The current ASH-CAP guidelines recommend that for pediatric patients with suspected or confirmed B-ALL, the pathologist or treating clinician should ensure that testing for t (12; 21) (p13; q22); ETV6-RUNX1, t (9; 22) (q34; q11.2); BCR-ABL1, KMT2A (MLL) translocation, iAMP 21, and trisomy 4 and 10 is performed. In adult patients with suspected or confirmed B-ALL, testing for t (9; 22) (q34; q11.2); BCR-ABL1 is performed, in addition, testing for KMT2A (MLL) translocations may be performed. In pediatric and adult patients with suspected or confirmed AML of any type, testing for FLT3-ITD is performed. The pathologists or treating clinician may order mutational analysis that includes but is not limited to: IDH1, IDH2, TET2, WT1, DNMT3A, and/or TP53 for prognostic and/or therapeutic purposes [6] .
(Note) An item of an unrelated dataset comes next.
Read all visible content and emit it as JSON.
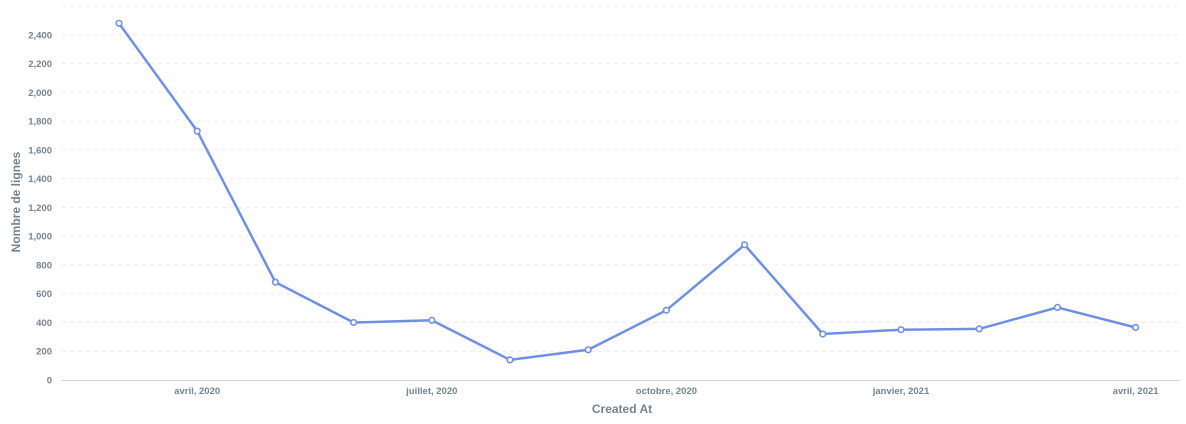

For adult or pediatrics patients with confirmed core binding factor (CBF) AML (AML with t (8; 21) (q22; q22.1)); RUNX1-RUNX1T1 or inv (16) (p13.1; q22)/t (16; 16) (p13.1; q22); CBFB-MYH11, the pathologist or treating clinician should ensure that appropriate mutational analysis for KIT is performed. In suspected APL patients, the pathologist or treating clinician should also ensure that rapid detection of PML-RARA is performed in addition to tests for DIC. For patients other than those with confirmed core binding factor AML, APL, or AML with myelodysplasia-related cytogenetic abnormalities, the pathologist or treating clinician should also ensure that mutational analysis for NPM1, CEBPA, and RUNX1 is also performed. In patients with confirmed mixed phenotype acute leukemia, the pathologist or treating clinician should ensure that testing for t (9; 22) (q34; q11.2); BCR-ABL1, and KMT2A (MLL) translocations is performed [24] .

Both the cytogenetic and molecular tests have limited use in low resource settings because of the costs of setting up the platform, lack of trained personnel to running the tests interpret the tests and utility of the results in terms of choice of treatment like bone marrow transplant which is still out of reach for many. Some strides are being made towards reducing these limitations but it will take some time. These tests are accessible in private laboratories in Kenya in collaboration with labs in South Africa or India. At AMPATH Reference Laboratories, a FISH platform was set up in 2018 in collaboration with Pediatric Oncology program and Indiana University. It has been validated for use for T (8:14) for Burkitt’s lymphoma diagnosis and BCR ABL test for CML diagnosis. There are also plans to establish a Multiple Myeloma FISH panel starting with t (11; 14) to begin with.

Over the past 20 years, advances in microarray and high-throughput sequencing (HTS) (next generation sequencing) “-omics” technologies have dramatically increased our knowledge of the molecular pathogenesis of hematological malignancies. The future is now in NGS and personalized or precision medicine [25] .

3. Conclusion

A lot of milestones have been achieved as far as diagnosis of acute leukemia is concerned. More effort is required in the areas of continuous training of all lab staff cadres on processing of PBF and BMA for morphological diagnosis. There is also need for advocacy to policy makers on resources allocation for consistent supply of reagents, accessibility and affordability of tests like Flow cytometry immunophenotyping, cytogenetics/FISH and Molecular tests to achieve the required WHO criteria for diagnosis of acute leukemia.

Acknowledgements

I would like to thank my supervisors for the great guidance in this work.

Conflicts of Interest

The authors declare no conflicts of interest regarding the publication of this paper.